SUV híbrido de R$ 199.990 é espaçoso, bem equipado e agrada no desempenho; suspensão e sistema Adas precisam melhorar

O BYD Song Pro é um dos carros híbridos mais vendidos do Brasil com muito mérito. Algo que deve impulsionar o seu desempenho é o lançamento do facelift com motor flex, marcado para chegar às lojas no ano que vem. Enquanto ele não fica pronto, a versão atual, já montada em Camaçari (BA), surge como opção.

Na linha 2026, as novidades são um incremento no pacote de itens de segurança com a chegada do pacote Adas. Autoesporte dirigiu o BYD Song Pro GS, de R$ 199.990, para descobrir quais são suas maiores qualidades e o que precisa melhorar nesta primeira atualização profunda no Brasil. Vamos começar pelo que há de bom.

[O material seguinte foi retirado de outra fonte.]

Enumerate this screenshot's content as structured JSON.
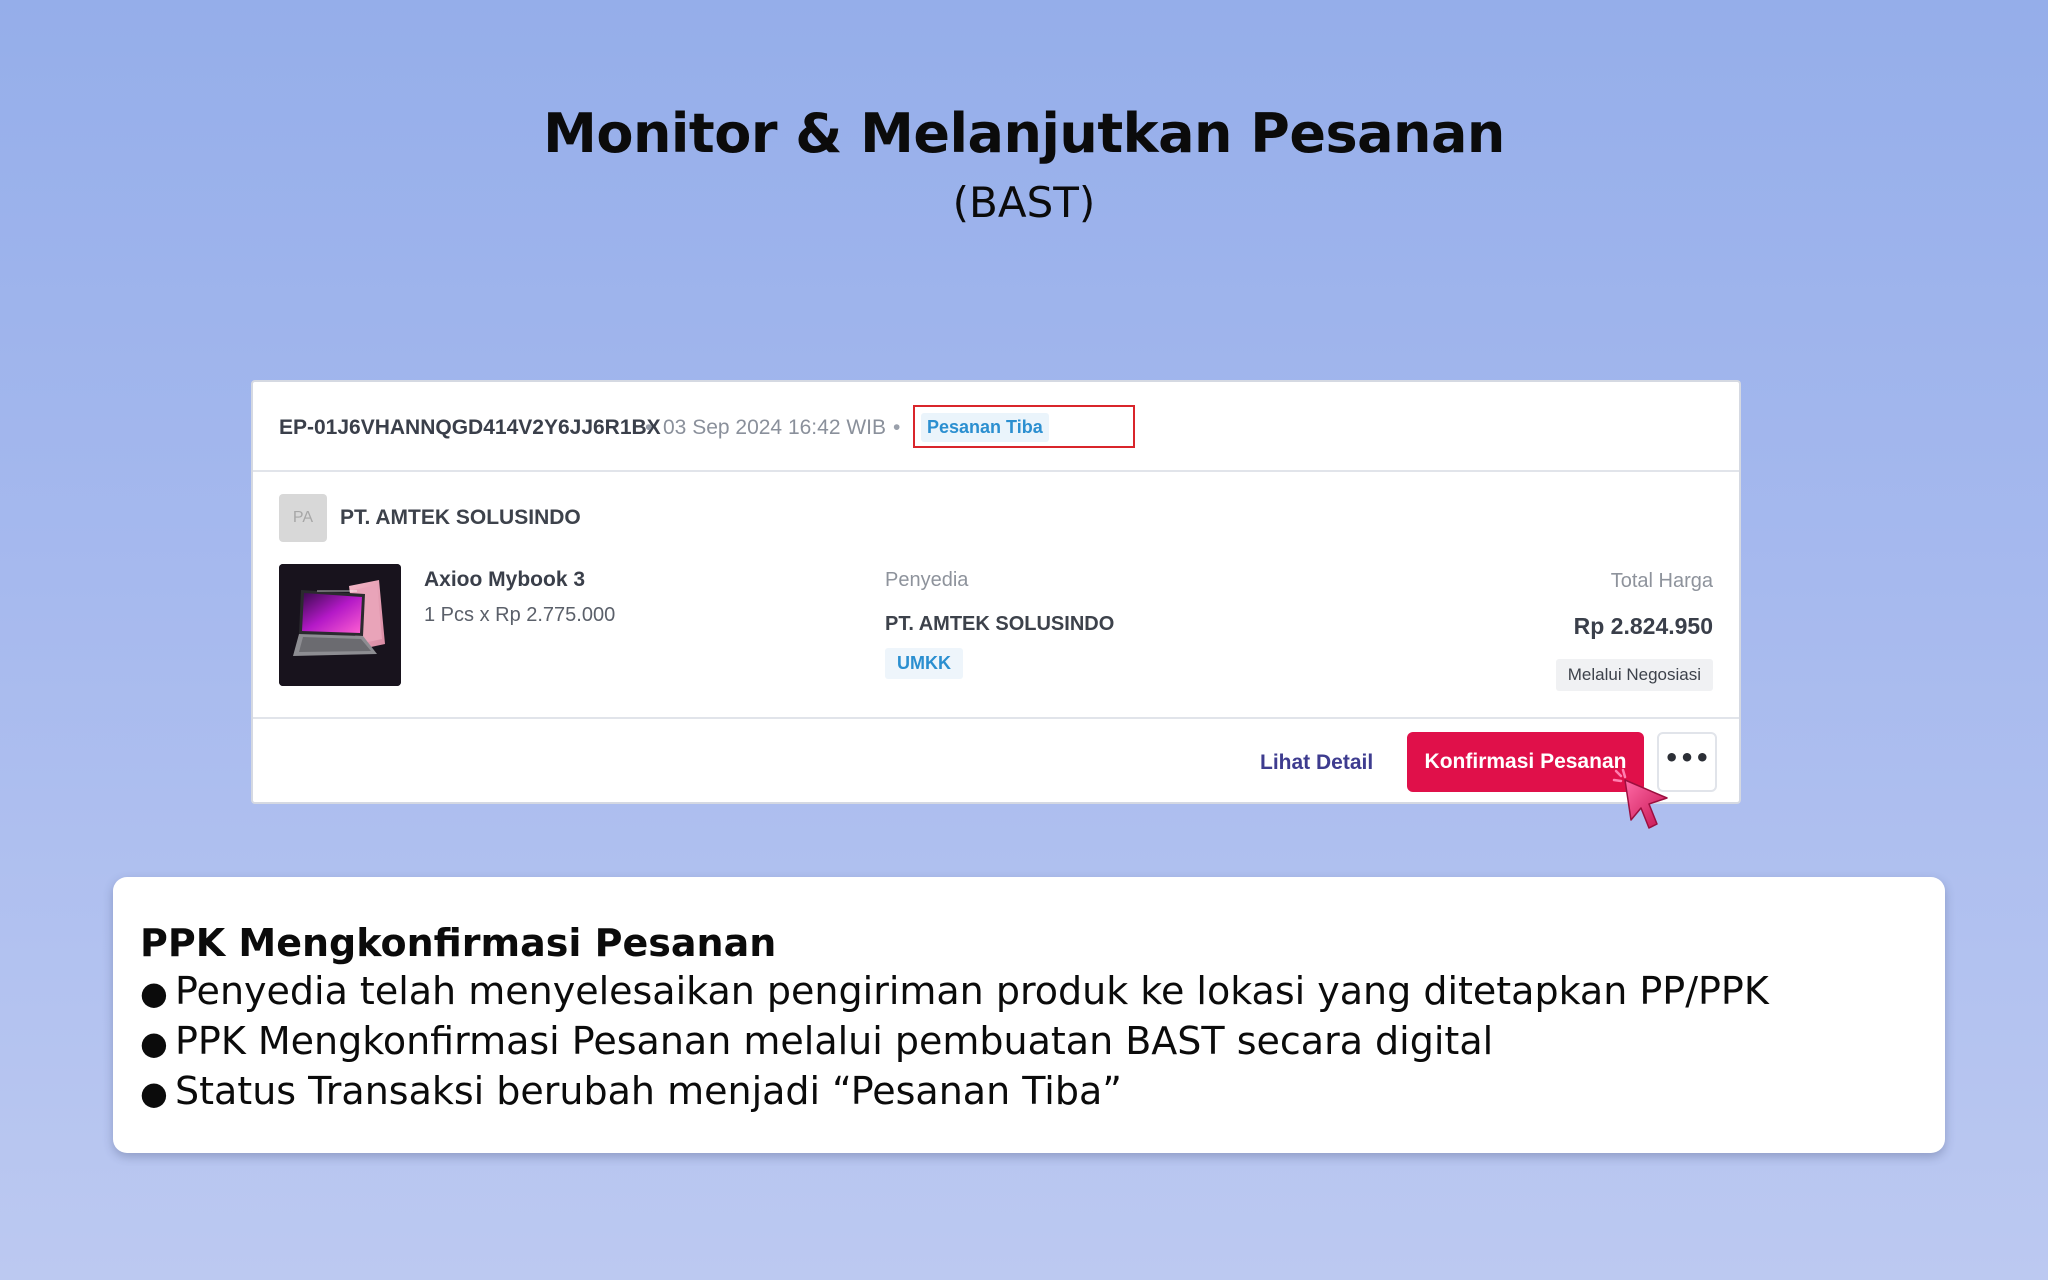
{
  "slide": {
    "title": "Monitor & Melanjutkan Pesanan",
    "subtitle": "(BAST)"
  },
  "order": {
    "id": "EP-01J6VHANNQGD414V2Y6JJ6R1BX",
    "separator": "•",
    "date": "03 Sep 2024 16:42 WIB",
    "status": "Pesanan Tiba",
    "seller_avatar": "PA",
    "seller_name": "PT. AMTEK SOLUSINDO",
    "product": {
      "name": "Axioo Mybook 3",
      "quantity_price": "1 Pcs x Rp 2.775.000",
      "image_icon": "laptop-icon"
    },
    "vendor": {
      "label": "Penyedia",
      "name": "PT. AMTEK SOLUSINDO",
      "tag": "UMKK"
    },
    "total": {
      "label": "Total Harga",
      "value": "Rp 2.824.950",
      "method": "Melalui Negosiasi"
    },
    "actions": {
      "detail_label": "Lihat Detail",
      "confirm_label": "Konfirmasi Pesanan",
      "more_label": "•••"
    },
    "colors": {
      "confirm": "#e0104a",
      "status": "#2b8fd0",
      "highlight": "#d9252b",
      "link": "#3e3c8f"
    }
  },
  "info": {
    "heading": "PPK Mengkonfirmasi Pesanan",
    "bullet": "●",
    "items": [
      "Penyedia telah menyelesaikan pengiriman produk ke lokasi yang ditetapkan PP/PPK",
      "PPK Mengkonfirmasi Pesanan melalui pembuatan BAST secara digital",
      "Status Transaksi berubah menjadi “Pesanan Tiba”"
    ]
  }
}
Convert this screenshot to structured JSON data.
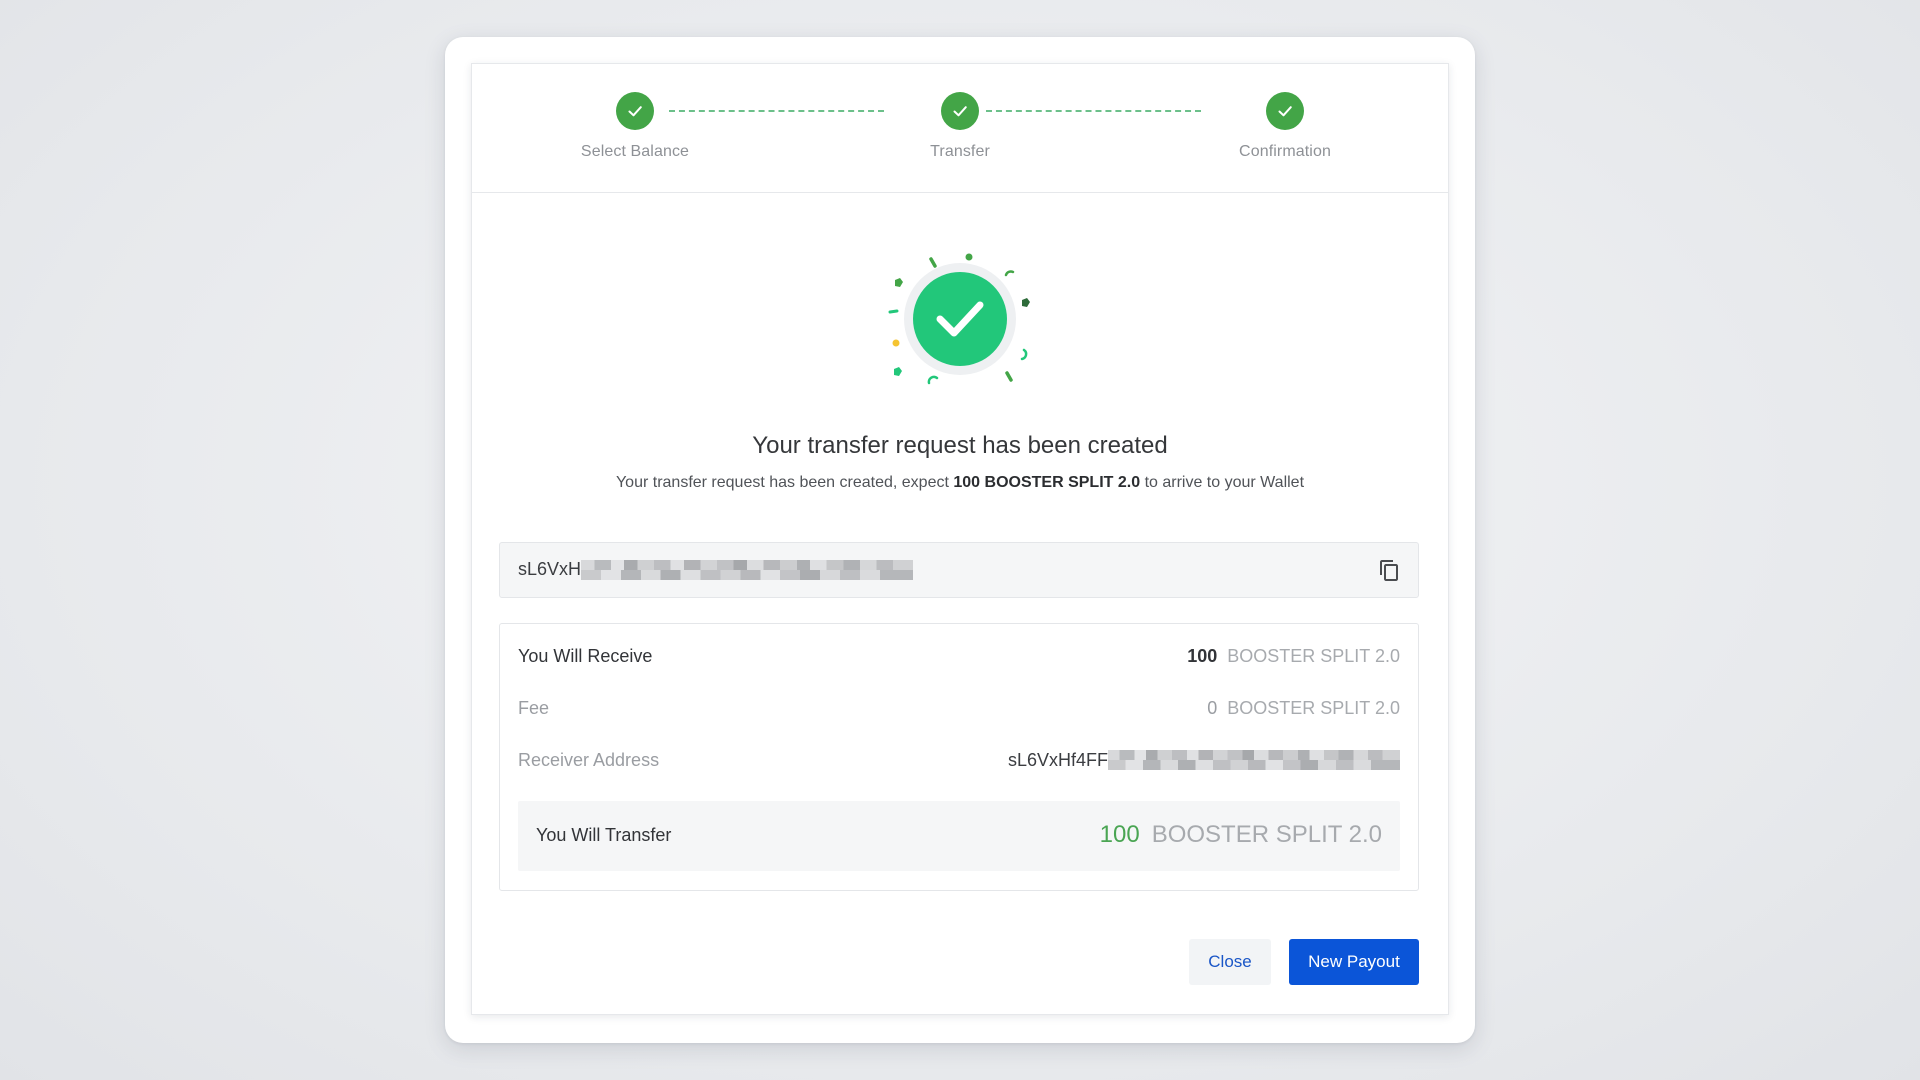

1. Espaçoso na medida certa

O BYD Song Pro tem porte adequado ao ponto de ser prático e ainda oferecer bom espaço interno. São 4,74 metros de comprimento, 1,86 m de largura, 1,71 m de altura e 2,71 m de entre eixos que superam o Toyota Corolla Cross em todas as proporções (este tem 4,46 m de comprimento, 1,82 m de largura, 1,62 m de altura e 2,64 m de distância entre-eixos).

A disposição da cabine colabora para que os ocupantes traseiros, até os mais altos, não tenham os seus meniscos esmagados. Da mesma forma, o assoalho plano garante maior conforto para repousar os pés. Há saída de ventilação para os ocupantes traseiros.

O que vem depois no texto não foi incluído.